Antony and Cleopatra, la nuova opera di John Adams andata in scena al Metropolitan Opera House, è intensa. L’orchestra, diretta dallo stesso compositore, è implacabile: ottoni, percussioni e cimbalo costruiscono una base sonora che lascia poco spazio alla melodia. I cantanti, amplificati per farsi sentire sopra la massa orchestrale, sono eccellenti: Julia Bullock e Gerald Finley dominano la scena con voci e presenza scenica notevoli.
Scene, costumi, proiezioni, coro e danzatori compongono un allestimento imponente. Ma musica e libretto risultano faticosi. Adams ha debuttato come librettista dopo le collaborazioni con Alice Goodman in Nixon in China e The Death of Klinghoffer e poi Peter Sellars, scegliendo di adattare direttamente Shakespeare con un inserto virgiliano. Il testo è ricco, la lingua alta, ma è difficile seguire e insieme prestare attenzione alla musica che procede a ritmo serrato.
Non è la prima volta che Antony and Cleopatra tenta la via dell’opera: nel 1966 ci provò Samuel Barber, ma dopo otto repliche al Met l’opera fu ritirata. Le critiche si concentrarono su Zeffirelli, accusato di affondare la partitura con un allestimento grandioso, ma nemmeno la musica — nonostante la voce leggendaria di Leontyne Price — convinse davvero.
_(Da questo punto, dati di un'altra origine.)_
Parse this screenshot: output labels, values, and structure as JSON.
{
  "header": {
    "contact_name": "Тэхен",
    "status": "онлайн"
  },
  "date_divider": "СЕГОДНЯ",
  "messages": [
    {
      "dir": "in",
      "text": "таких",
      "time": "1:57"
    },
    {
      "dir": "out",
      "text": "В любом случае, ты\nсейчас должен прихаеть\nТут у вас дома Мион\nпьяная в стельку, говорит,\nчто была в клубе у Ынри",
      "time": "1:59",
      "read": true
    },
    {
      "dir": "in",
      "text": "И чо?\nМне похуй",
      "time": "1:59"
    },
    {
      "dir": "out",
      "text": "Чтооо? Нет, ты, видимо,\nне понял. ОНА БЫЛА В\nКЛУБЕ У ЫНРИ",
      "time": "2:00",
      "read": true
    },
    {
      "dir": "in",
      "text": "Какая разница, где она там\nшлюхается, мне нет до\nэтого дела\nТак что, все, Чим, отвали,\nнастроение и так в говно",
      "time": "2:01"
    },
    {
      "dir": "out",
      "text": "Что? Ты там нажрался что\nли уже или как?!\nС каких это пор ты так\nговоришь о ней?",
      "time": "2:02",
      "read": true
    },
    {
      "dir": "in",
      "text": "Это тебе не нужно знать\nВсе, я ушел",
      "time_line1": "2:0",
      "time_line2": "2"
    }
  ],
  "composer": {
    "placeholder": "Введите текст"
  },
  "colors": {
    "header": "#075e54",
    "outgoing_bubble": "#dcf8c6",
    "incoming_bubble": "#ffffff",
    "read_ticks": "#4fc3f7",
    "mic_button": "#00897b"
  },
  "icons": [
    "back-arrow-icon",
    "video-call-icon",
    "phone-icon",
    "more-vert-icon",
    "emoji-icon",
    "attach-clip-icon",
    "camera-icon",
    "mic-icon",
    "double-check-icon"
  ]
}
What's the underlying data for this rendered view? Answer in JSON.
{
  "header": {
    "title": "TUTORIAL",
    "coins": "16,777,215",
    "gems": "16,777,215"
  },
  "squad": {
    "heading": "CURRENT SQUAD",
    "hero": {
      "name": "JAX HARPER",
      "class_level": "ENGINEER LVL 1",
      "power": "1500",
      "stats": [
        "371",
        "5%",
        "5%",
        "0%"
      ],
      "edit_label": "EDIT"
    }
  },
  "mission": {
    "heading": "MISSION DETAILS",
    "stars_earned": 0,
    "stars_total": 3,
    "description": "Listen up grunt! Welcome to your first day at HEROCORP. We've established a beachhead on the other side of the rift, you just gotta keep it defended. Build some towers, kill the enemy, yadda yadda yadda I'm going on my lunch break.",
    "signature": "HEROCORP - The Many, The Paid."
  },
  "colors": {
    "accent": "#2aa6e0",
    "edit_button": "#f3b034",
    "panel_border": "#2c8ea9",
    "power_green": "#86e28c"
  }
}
Adams presenta ora la sua versione dopo il debutto a San Francisco nel 2022 e la ripresa a Barcellona. Ha tagliato venti minuti dalla partitura originale di quasi tre ore, ma l’opera resta lunga perché non ha respiro. La musica martella, la narrazione corre: Egitto, Roma, passioni, tradimenti, ambizioni, la battaglia di Azio, la sconfitta e il doppio suicidio. La densità drammaturgica e musicale lascia poco spazio alle emozioni, ai duetti, alle arie.
Ci sono però momenti di grande bellezza: il duetto O love tra Antonio e Cleopatra prima della battaglia, l’interludio orchestrale ispirato al preludio de L’Oro del Reno di Wagner, e l’aria struggente di Ottavia (splendida Elizabeth DeShong). Ma nel complesso il fraseggio ripetuto e il ritmo costante danno l’impressione che la musica serva più a sostenere la narrazione che a farla respirare.

La regia di Elkhanah Pulitzer è visionaria. Con la scenografa Mimi Lien crea un mondo che fonde l’Egitto antico con la Hollywood degli anni ’30 e la Roma fascista. Pareti nere mobili diventano una piramide, l’ufficio di Ottaviano, il balconi da cui arringa il popolo, mentre le proiezioni in bianco e nero di Bill Morrison (discutibile l’inserimento di San Pietro per evocare Roma fascista) aggiungono atmosfera. L’oro domina le scene del trionfo. Antonio e Cleopatra sono divinità paragonabili alle star di Hollywood e li inseguono i paparazzi (scelta ridondante). I costumi di Constance Hoffman mescolano pepli, divise, tessuti translucidi, mischiando epoche e generi. L’Egitto diventa art déco, mentre i danzatori guidati da Annie-B Parson evocano i bassorilievi egizi e il passo dell’oca.
Tutti i cantanti, anche nei ruoli secondari — Alfred Walker (Enobarbo), Jarrett Ott (Agrippa), Taylor Raven (Charmian) — sono di grande livello. Ma la scena appartiene a Julia Bullock: regale, intensa, drammatica. Il suo urlo alla morte di Antonio gela la sala. La sua Cleopatra, che richiama visivamente Elizabeth Taylor nel film di Mankiewicz, strega il pubblico. La relazione scenica con Finley è perfetta: dall’erotismo iniziale all’odio finale, entrambi sono attori, non solo cantanti. Bravo anche Paul Appleby, Ottaviano Cesare, che guadagna spazio con il monologo di Anchise dall’Eneide in cui immagina la futura grandezza di Roma. Un inserto colto, funzionale a creare un’aria per il tenore.

Antony and Cleopatra è una produzione visivamente grandiosa, piena di invenzioni registiche e con interpreti straordinari. Ma il libretto e la partitura, pur colti e strutturalmente coerenti, non riescono a restituire la complessità emotiva della tragedia shakespeariana. Una grande costruzione intellettuale, che non riesce a commuovere.